In order to carry out the safety evaluation in accordance with the concept of the above safety guides, it is necessary to analyze the specific operational behaviors of the plant by postulating the initiating events of "abnormal transients during operation" and “accidents." Such safety analysis is carried out on the basis of the following procedures and assumptions.

  1. Selection of the initiating events

There are innumerable possible initiating events that could bring about abnormal conditions in the plant and innumerable possible states of the plant at that time, but if the events are classified into different categories according to their effects on the nuclear reactor (e.g. heat-up and cool-down events) and if the most representative event is selected in each category, it is possible to covers all events of the same nature.

The initiating events of "abnormal transients during operation" are a failure or a malfunction of a single components or a single operation error. Specifically, as discussed in Section 8.2 later, a total of 14 events in three different categories are analyzed as "abnormal transients during operation” for PWR plants. Initiating events of "accidents" are regarded as being extremely rare from a technical viewpoint as described in Section 8.3. For PWR plants, a total of 13 initiating events in four different categories are analyzed as “accidents".

For siting evaluation, accidents that could result in large release of radioactive materials either inside or outside the containment vessel are selected as "accidents.”

  1. Analytical conditions

Once initiating events to be evaluated are selected, the analytical conditions are set so that the disturbance due to the initiating event becomes large. For example, in the analysis

of “inadvertent depressurization in secondary cooling system" for a PWR plant, a valve with the largest depressurization effect in the secondary cooling system is assumed to fail so that all other similar events are included. Furthermore, the values of parameters such as moderator temperature coefficient which changes with fuel burnup are assumed conservatively so as to cover all possible conditions during core cycle operations.

The values of operating parameters are also assumed similarly so as to make the evaluation results more severe. However, even for the same event different assumptions may be employed for some of the initial values according to the criteria applied. For example, when the integrity of reactor coolant pressure boundary is evaluated, a higher initial value of the primary cooling system pressure is assumed considering the errors, etc., and when fuel center temperature and enthalpy are evaluated, a lower value is selected.

The same holds in the analysis process. It is usual to make assumptions on the conservative side by ignoring some measures that are employed in reality to mitigate the consequences of an accident. Since safety analysis is thus consistently based on conservative assumptions, the results of the analysis are, of course, more severe than in any situation that can be expected to actually occur from the same initiating event. That is, of course, necessary in examination of the safety of nuclear reactors, but differences exist somewhat from its actual behavior. That should be correctly understood in the explanation of events in safety analysis in Section 8.2 and subsequent sections.

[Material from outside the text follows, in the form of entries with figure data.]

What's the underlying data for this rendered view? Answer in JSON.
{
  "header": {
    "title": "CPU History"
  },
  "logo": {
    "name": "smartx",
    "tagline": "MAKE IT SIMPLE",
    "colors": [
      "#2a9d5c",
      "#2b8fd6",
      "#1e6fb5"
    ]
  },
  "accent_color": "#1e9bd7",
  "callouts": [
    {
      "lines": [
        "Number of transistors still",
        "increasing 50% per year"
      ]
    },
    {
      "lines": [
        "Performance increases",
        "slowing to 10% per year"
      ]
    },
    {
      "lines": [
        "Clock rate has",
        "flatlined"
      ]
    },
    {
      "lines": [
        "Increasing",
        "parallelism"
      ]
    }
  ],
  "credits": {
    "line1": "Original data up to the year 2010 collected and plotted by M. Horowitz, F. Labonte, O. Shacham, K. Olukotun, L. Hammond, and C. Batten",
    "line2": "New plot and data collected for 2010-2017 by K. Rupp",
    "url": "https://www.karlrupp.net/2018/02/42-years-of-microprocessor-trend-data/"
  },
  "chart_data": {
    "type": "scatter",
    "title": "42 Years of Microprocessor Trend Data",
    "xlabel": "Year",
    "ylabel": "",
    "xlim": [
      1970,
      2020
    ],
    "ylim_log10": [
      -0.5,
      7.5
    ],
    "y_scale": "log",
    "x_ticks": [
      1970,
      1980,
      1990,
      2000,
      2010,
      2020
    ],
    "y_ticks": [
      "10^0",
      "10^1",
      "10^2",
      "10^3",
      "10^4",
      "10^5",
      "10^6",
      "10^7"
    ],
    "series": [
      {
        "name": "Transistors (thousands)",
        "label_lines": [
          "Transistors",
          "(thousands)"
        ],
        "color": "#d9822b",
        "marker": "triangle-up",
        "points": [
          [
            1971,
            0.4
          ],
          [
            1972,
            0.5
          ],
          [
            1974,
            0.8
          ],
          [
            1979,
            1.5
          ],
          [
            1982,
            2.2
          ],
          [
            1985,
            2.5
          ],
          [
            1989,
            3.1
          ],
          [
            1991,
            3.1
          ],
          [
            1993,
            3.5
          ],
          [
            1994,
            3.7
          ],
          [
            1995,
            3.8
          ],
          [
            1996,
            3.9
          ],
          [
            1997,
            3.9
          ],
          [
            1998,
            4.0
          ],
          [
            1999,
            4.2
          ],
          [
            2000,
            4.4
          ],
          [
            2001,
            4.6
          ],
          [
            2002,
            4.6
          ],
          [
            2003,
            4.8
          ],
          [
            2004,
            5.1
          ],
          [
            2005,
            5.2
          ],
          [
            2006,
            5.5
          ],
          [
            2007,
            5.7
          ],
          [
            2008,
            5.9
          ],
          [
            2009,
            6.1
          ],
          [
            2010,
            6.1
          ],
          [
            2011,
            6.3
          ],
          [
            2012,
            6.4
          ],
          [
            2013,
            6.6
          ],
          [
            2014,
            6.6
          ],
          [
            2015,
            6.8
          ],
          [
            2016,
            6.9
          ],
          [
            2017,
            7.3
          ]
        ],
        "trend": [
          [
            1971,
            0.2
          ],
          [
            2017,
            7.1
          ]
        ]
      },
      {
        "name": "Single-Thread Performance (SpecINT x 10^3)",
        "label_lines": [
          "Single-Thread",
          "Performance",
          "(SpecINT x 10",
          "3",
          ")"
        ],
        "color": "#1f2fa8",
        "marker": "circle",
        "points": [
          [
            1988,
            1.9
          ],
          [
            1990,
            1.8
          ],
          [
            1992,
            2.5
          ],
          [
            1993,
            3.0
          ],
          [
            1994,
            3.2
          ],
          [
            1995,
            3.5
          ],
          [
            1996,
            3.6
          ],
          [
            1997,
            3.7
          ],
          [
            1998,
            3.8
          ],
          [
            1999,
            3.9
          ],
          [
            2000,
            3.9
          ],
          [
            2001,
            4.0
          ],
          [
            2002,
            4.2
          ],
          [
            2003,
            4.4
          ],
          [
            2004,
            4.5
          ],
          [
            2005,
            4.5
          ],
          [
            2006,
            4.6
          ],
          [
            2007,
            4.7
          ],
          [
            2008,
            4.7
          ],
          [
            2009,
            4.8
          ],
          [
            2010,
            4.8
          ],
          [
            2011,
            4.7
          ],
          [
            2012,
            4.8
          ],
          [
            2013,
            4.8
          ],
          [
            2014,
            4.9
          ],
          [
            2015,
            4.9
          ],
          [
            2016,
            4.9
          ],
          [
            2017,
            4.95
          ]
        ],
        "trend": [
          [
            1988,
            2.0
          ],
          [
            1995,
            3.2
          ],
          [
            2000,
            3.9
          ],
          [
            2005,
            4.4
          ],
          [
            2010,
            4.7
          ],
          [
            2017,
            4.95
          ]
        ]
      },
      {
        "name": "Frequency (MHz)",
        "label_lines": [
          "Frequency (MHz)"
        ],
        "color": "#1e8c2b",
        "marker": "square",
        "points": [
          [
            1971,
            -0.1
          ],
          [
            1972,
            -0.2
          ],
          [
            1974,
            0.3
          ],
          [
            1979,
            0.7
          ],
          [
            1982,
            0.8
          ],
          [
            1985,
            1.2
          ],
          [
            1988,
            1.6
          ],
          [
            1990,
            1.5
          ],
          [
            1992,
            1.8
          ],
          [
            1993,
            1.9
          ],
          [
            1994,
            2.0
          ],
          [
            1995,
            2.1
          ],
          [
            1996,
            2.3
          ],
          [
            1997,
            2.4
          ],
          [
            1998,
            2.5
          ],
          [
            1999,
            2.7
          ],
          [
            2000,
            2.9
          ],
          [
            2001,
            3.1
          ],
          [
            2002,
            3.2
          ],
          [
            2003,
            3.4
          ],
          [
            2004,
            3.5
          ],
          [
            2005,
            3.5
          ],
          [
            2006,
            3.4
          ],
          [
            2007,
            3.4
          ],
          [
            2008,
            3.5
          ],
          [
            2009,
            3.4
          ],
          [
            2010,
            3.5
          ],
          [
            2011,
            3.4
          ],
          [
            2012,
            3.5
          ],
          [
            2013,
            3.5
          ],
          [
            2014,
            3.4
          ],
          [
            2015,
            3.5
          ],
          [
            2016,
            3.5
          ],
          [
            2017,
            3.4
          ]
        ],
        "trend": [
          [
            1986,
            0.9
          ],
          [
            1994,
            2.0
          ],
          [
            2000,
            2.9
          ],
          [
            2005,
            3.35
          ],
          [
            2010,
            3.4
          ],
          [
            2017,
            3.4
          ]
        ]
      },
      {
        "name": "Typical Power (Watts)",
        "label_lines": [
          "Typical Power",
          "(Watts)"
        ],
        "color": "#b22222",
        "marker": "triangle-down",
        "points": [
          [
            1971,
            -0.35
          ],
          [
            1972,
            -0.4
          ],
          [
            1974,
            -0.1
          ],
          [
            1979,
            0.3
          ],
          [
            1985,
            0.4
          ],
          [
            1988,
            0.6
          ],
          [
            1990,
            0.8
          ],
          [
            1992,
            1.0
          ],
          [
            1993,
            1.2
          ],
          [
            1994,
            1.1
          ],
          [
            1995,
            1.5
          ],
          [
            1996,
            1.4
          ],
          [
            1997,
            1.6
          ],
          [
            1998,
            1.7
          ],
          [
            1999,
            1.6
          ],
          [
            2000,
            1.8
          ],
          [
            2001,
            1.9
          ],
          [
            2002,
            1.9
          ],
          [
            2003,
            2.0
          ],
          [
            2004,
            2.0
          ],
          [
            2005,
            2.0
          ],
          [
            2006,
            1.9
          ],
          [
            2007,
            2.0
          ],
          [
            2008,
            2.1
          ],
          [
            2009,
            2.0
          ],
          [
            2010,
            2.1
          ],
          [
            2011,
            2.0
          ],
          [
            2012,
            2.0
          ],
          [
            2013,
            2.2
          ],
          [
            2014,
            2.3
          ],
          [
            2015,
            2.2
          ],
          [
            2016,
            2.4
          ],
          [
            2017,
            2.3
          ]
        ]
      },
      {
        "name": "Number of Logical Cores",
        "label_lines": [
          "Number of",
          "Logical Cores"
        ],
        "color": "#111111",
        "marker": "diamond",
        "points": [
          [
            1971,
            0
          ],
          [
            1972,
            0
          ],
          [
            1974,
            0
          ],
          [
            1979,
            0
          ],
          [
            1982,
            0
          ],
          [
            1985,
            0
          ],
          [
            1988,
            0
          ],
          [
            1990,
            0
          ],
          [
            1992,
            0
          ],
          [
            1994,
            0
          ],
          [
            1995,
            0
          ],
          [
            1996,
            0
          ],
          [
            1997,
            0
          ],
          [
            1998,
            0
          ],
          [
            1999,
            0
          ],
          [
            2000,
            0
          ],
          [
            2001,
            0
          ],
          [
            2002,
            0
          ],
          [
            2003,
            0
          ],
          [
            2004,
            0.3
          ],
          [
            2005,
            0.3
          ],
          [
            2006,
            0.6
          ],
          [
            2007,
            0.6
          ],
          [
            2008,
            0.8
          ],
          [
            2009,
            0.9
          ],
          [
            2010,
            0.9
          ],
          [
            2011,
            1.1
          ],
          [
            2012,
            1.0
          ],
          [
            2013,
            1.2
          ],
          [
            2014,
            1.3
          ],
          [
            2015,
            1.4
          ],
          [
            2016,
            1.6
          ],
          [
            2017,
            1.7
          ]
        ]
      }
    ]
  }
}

  1. Assumption of single failure

Safety analysis is done assuming a single failure in the systems and components*3 necessary for coping with an "accident." The single failure is selected by examining which failure may result in the most severe consequences. The assumption of single failure is required for each of the basic safety functions: nuclear reactor

(*2) Specifically, these are the emergency core cooling system, the reactor shutdown system, the containment vessel spray system, and the annulus clean-up system.